I backpacked through Europe for the first time and learned the hard way that resting is more important than exploring

  • I booked overnight trains when I backpacked across Europe for two weeks last year.

  • One sleepless night taught me that prioritizing rest was more important than exploring destinations.

  • Arriving in cities exhausted made it harder to appreciate my surroundings.

I'll never forget how I felt when I exited an overnight train in Vienna at 7 a.m. after a sleepless night — dazed, depleted, and desperate for some rest.

It was about a year ago during a two-week backpacking trip across four European countries that included a red-eye flight and two sleeper train rides. I decided to travel through the night to maximize my days in each destination, but I quickly learned that prioritizing my rest was crucial to enjoying my adventures.

On the train from Berlin to Vienna, I rode in a regular seat in a carriage of six. Though the seats did recline, they didn't lay fully flat, and the small space felt like a tight squeeze for six people with limited legroom. I got zero sleep.

Left: The author in a blue polo takes a selfie with a straight face in front of a navy blue train with a red stripe in the middle. RIght: A straight-on view of a plush, blue train seat partially reclined with a detached head rest connected to the wooden wall behind it.
The author's train to Vienna.Joey Hadden/Insider

I planned to spend my morning seeing the sights around Vienna until I could check in to my Airbnb at 3 p.m. But as I stepped off the train, it was apparent that my body needed rest.

I started going into random hotels to book a room. By the third hotel, I got one. I had to pay for the whole night even though I was only taking a nap, but I thought it was worth the price for a safe, comfortable place to doze.

Without rest, traveling is a drag

This backpacking mistake taught me an important lesson: Sleep makes everything better. And if I don't take time to rest, my body will force me to — even in the least convenient times.

In Vienna, that last-minute hotel booking changed everything. When I first got to the city, I didn't even pay attention to how it looked or felt, because I was too tired.

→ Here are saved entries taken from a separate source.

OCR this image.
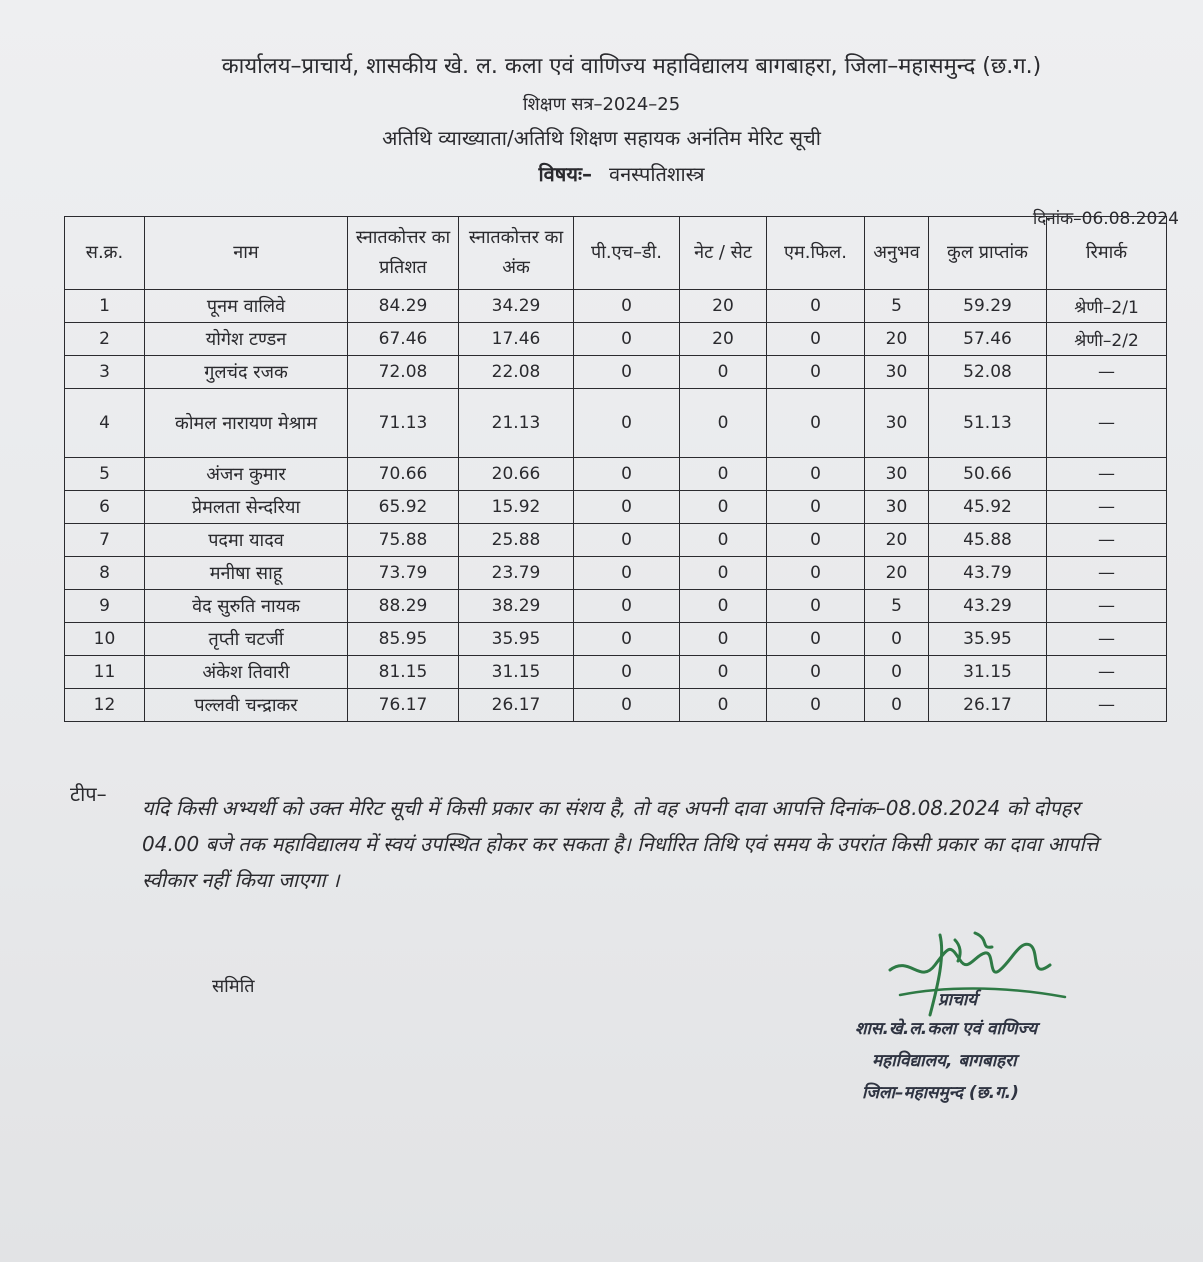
कार्यालय–प्राचार्य, शासकीय खे. ल. कला एवं वाणिज्य महाविद्यालय बागबाहरा, जिला–महासमुन्द (छ.ग.)
शिक्षण सत्र–2024–25
अतिथि व्याख्याता/अतिथि शिक्षण सहायक अनंतिम मेरिट सूची
विषयः– वनस्पतिशास्त्र
दिनांक–06.08.2024
स.क्र.	नाम	स्नातकोत्तर का प्रतिशत	स्नातकोत्तर का अंक	पी.एच–डी.	नेट / सेट	एम.फिल.	अनुभव	कुल प्राप्तांक	रिमार्क
1	पूनम वालिवे	84.29	34.29	0	20	0	5	59.29	श्रेणी–2/1
2	योगेश टण्डन	67.46	17.46	0	20	0	20	57.46	श्रेणी–2/2
3	गुलचंद रजक	72.08	22.08	0	0	0	30	52.08	—
4	कोमल नारायण मेश्राम	71.13	21.13	0	0	0	30	51.13	—
5	अंजन कुमार	70.66	20.66	0	0	0	30	50.66	—
6	प्रेमलता सेन्दरिया	65.92	15.92	0	0	0	30	45.92	—
7	पदमा यादव	75.88	25.88	0	0	0	20	45.88	—
8	मनीषा साहू	73.79	23.79	0	0	0	20	43.79	—
9	वेद सुरुति नायक	88.29	38.29	0	0	0	5	43.29	—
10	तृप्ती चटर्जी	85.95	35.95	0	0	0	0	35.95	—
11	अंकेश तिवारी	81.15	31.15	0	0	0	0	31.15	—
12	पल्लवी चन्द्राकर	76.17	26.17	0	0	0	0	26.17	—
टीप–
यदि किसी अभ्यर्थी को उक्त मेरिट सूची में किसी प्रकार का संशय है, तो वह अपनी दावा आपत्ति दिनांक–08.08.2024 को दोपहर 04.00 बजे तक महाविद्यालय में स्वयं उपस्थित होकर कर सकता है। निर्धारित तिथि एवं समय के उपरांत किसी प्रकार का दावा आपत्ति स्वीकार नहीं किया जाएगा ।
समिति
प्राचार्य
शास.खे.ल.कला एवं वाणिज्य
महाविद्यालय, बागबाहरा
जिला–महासमुन्द (छ.ग.)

But after some much-needed rest, I was able to appreciate where I was and take in the unique architecture surrounding me. Walking to my Airbnb after my nap, I remembered why I was there and felt a new wave of excitement about my travels.

Getting sleep also made me feel more in touch with what my body needed. As soon as I woke up in the hotel, I chugged my water bottle while trying to remember the last time I had anything to drink. I realized that I must have been so dehydrated. From that point on, I took every opportunity to make sure my bottle was always full.

I learned that when visiting a new country for just a couple of days, it's easy to pack exploration into every hour without planning for rest. But without it, I find it's not even enjoyable. Keeping myself in good health was essential for enjoying my trip and became a priority for the remainder of my trip — and all my travels since.